Usually, Hamilton's equations of motion are given by: $$(1)\;\; \frac{dp}{dt} = -\frac{\partial H}{\partial q} \;\;\; \text{ and } \;\;\;(2)\;\; \frac{dq}{dt} =\frac{\partial H}{\partial p}.$$ Using Poisson's bracket one can generalize Hamilton's equation i.e. the time derivative of anything is given by the Poisson bracket of that thing with the Hamiltonian: $$\frac{dF}{dt} = \{F,H\}$$ where $$F$$ is a function of $$p$$ and $$q$$, $$H$$ is the Hamiltonian, and Poisson bracket is defined as $$\{A,B\} = \frac{\partial A}{\partial q}\frac{\partial B}{\partial p} - \frac{\partial A}{\partial p}\frac{\partial B}{\partial q}.$$ See page 108 of 'No-nonsense Classical Mechanics' by Jakob Schwichtenberg and page 172 of 'The Theoretical Minimum' by Susskind & Hrabovsky for details. However, in Wikipedia, they are saying that the most general form of the Hamilton's equation of motion is $$\frac{dF}{dt} = \{F,H\} + \frac{\partial F}{\partial t}.$$ From where is the extra $$\frac{\partial F}{\partial t}$$ coming from? Which one is correct?

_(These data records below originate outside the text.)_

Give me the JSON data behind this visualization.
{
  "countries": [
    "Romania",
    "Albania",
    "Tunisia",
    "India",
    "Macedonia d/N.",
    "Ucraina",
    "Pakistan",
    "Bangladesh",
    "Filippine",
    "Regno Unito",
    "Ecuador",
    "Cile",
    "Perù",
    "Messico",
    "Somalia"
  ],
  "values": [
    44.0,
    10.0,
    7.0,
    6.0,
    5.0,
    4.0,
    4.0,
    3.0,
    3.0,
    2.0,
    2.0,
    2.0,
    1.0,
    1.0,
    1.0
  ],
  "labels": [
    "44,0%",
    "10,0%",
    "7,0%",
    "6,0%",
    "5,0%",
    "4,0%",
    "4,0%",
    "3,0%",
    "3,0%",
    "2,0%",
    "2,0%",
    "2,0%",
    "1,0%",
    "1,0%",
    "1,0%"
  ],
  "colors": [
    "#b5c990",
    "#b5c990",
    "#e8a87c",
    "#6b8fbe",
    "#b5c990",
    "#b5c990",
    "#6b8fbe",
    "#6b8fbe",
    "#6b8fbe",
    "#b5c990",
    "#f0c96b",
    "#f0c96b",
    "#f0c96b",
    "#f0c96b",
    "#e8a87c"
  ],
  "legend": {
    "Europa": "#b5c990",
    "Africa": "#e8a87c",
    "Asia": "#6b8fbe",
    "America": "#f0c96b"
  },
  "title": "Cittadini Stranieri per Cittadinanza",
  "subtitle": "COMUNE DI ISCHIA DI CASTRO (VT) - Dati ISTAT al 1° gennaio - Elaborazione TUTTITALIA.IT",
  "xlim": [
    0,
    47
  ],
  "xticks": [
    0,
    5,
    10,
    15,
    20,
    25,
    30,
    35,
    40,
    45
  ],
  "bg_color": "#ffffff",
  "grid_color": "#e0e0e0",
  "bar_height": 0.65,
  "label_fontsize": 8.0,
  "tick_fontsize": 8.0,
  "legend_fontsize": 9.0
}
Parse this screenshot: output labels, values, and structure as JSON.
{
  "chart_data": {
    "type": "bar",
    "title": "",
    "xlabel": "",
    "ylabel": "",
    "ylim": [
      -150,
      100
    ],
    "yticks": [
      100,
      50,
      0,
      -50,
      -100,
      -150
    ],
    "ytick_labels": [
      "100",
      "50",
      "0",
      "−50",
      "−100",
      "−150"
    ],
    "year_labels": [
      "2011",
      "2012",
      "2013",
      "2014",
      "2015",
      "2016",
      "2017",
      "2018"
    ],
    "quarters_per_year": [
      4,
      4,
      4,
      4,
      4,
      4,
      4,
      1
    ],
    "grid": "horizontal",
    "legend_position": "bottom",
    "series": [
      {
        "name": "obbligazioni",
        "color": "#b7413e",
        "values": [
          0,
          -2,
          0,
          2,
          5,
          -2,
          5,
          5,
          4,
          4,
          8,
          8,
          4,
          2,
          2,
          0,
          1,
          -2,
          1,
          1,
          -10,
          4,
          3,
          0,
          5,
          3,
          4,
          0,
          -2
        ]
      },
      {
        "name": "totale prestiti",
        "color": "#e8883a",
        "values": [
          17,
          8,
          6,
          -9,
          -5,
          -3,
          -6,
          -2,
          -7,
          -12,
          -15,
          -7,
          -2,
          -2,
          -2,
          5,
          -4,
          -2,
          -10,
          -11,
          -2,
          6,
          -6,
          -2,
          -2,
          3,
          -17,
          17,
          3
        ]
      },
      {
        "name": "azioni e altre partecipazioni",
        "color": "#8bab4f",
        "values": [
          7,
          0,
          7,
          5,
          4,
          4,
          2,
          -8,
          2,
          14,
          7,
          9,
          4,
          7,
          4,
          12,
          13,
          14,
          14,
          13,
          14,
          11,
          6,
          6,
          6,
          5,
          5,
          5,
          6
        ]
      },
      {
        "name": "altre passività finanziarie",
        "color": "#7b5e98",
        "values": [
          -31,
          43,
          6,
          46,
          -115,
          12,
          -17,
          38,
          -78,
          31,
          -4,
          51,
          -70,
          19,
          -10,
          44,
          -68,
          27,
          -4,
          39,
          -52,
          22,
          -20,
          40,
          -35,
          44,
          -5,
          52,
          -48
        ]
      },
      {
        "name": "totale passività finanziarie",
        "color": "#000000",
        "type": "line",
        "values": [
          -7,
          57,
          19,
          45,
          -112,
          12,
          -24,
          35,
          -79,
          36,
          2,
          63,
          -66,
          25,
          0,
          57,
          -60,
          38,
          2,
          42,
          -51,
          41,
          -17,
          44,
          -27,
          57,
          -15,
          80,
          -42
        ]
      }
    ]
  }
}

• In general $F=F(q,p,t)$. Then you can define a function $\mathcal F(t) := F(q(t),p(t),t)$. Calculating its derivative (and employing the equations of motion) yields your last equation. Long story short: Observables can, in principle, depend on time explicitly and not only through $q$ and $p$. May 6, 2022 at 21:09
• Okay. Just for clarification, does that mean in Susskind/Jakob's text, they assumed that F doesn't depend explicitly on time, right? May 6, 2022 at 21:18
• I don't know the context (i.e. I haven't read the specific parts of the books), but it seems very likely to me. May 6, 2022 at 21:20

Most generally the observable $$F$$ depends not only on $$q(t)$$ and $$p(t)$$, but also depends on $$t$$ explicitly, i.e. $$F=F(q,p,t)$$ Differentiating this with respect to time $$t$$ you get \begin{align} \frac{dF}{dt} &=\frac{\partial F}{\partial q}\frac{dq}{dt} +\frac{\partial F}{\partial p}\frac{dp}{dt} +\frac{\partial F}{\partial t} \\ &=\frac{\partial F}{\partial q}\frac{\partial H}{dp} -\frac{\partial F}{\partial p}\frac{\partial H}{dq} +\frac{\partial F}{\partial t} \\ &=\{F,H\} +\frac{\partial F}{\partial t} \end{align}